Ultimately, Vanilla is a must have for any pantry. With the ability to add sensuous flavours and aromas to the most basic of dishes and numerous health benefits, it makes life not only sweeter but healthier too.
The Changing Habits Vanilla Pods will be available soon!
What you can use Vanilla for
- Vanilla beans
- Alcohol, eg. vodka, rum, brandy or spirit of your choice provided it’s at least 40% alcohol and the aroma doesn’t overpower vanilla
The ratio is 6 Vanilla beans per 500ml of spirits.
I prefer to use white rum, vodka or gin. Rum complements the Vanilla flavour nicely. It’s best in cakes or muffins. Vodka on the other hand doesn’t have as strong aroma as rum and won’t compete with the Vanilla flavour. Vodka and Gin based Vanilla extract is good for cream and cheese based deserts. So in reality you could make one of each.
When you are selecting your alcohol be sure that it is a pure alcohol. Rum and Brandy that has been aged in oak or barrels rather than an artificial colour added. Your white spirits should not have any additives.
Another thing to be wary of when selecting the right spirit is the original ingredients. Some can be grain based so if you have gluten intolerance in the family you may need to avoid those spirits. Following is a table of original ingredients of alcohol.
|Rum||Sugar cane (brown rum is aged in oak barrels)|
|Whiskey||grains, barley, rye, wheat or corn|
|Brandy||grapes and distilled from wine could have sulfur in it|
|vodka||potatoes or grains (you will need to check this one)|
Remember… just 6 Vanilla Pods for every 500 ml of spirit.

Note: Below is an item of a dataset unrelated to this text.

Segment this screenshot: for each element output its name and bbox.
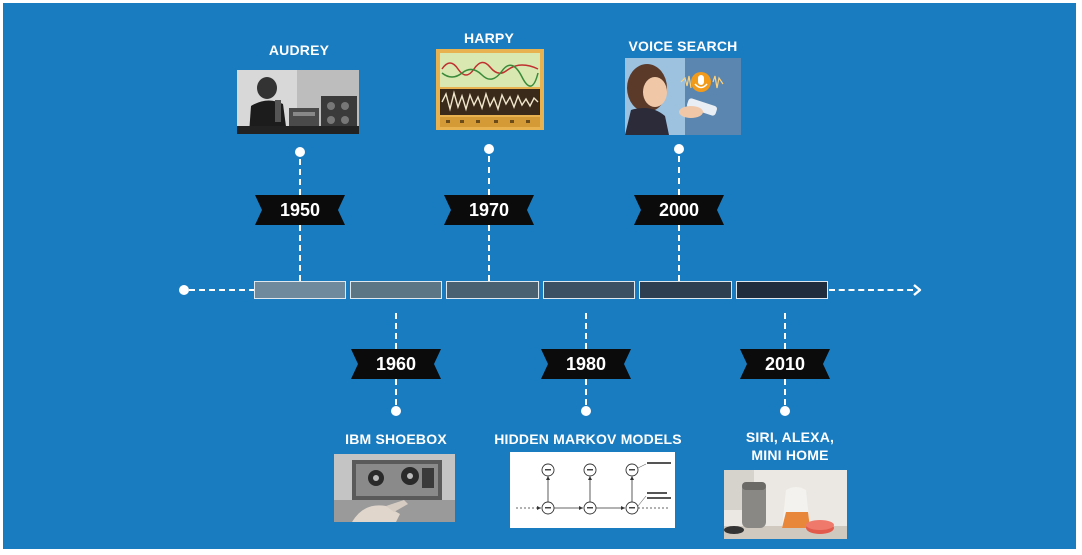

White spirits are traditionally the cleaner spirits. White rum means that it has not been aged in an oak barrel to turn the colour to brown; either rum can be used.
- Prepare a clean glass jar or bottle, depending on how much you make will depend on the size of the bottle.
- Split Vanilla beans lengthwise and then in half
- Place all the Vanilla into the bottle and pour the alcohol over the beans
- Place the lid on the glass jar and leave in a dark place like your pantry for at least 2-3 months
- Shake occasionally
As the weeks pass, the clear spirits such as vodka will develop a brown colour. If you have used brown rum, the colour will deepen further and become cloudy and less transparent. The longer it stands the stronger and more aromatic your homemade Vanilla extract will become. I would suggest that you place a sticker on your bottle of essence with the date you made it.
The first time I made Vanilla extract I could hardly wait for the three months to pass! I started using it at 6 weeks and it was pungent at that stage however I’ve noticed as time passes it just becomes absolutely the best essence.
When the three months is up, I usually take out about 100 ml and put it in another small clean jar and then I top up my original jar with more of the primary alcohol. You can do this for around 3 years. Remember there will be other people who may like a small bottle of your homemade Vanilla essence, so make enough for gifts for friends and then teach them to make their own.
After you make your own Vanilla essence you will never go back to the shop bought imitation junk with additives like corn syrup, thickeners, artificial colours, caramel colour, stabalisers and fake Vanilla in the form of vanillin made from the petroleum and wood pulp industry.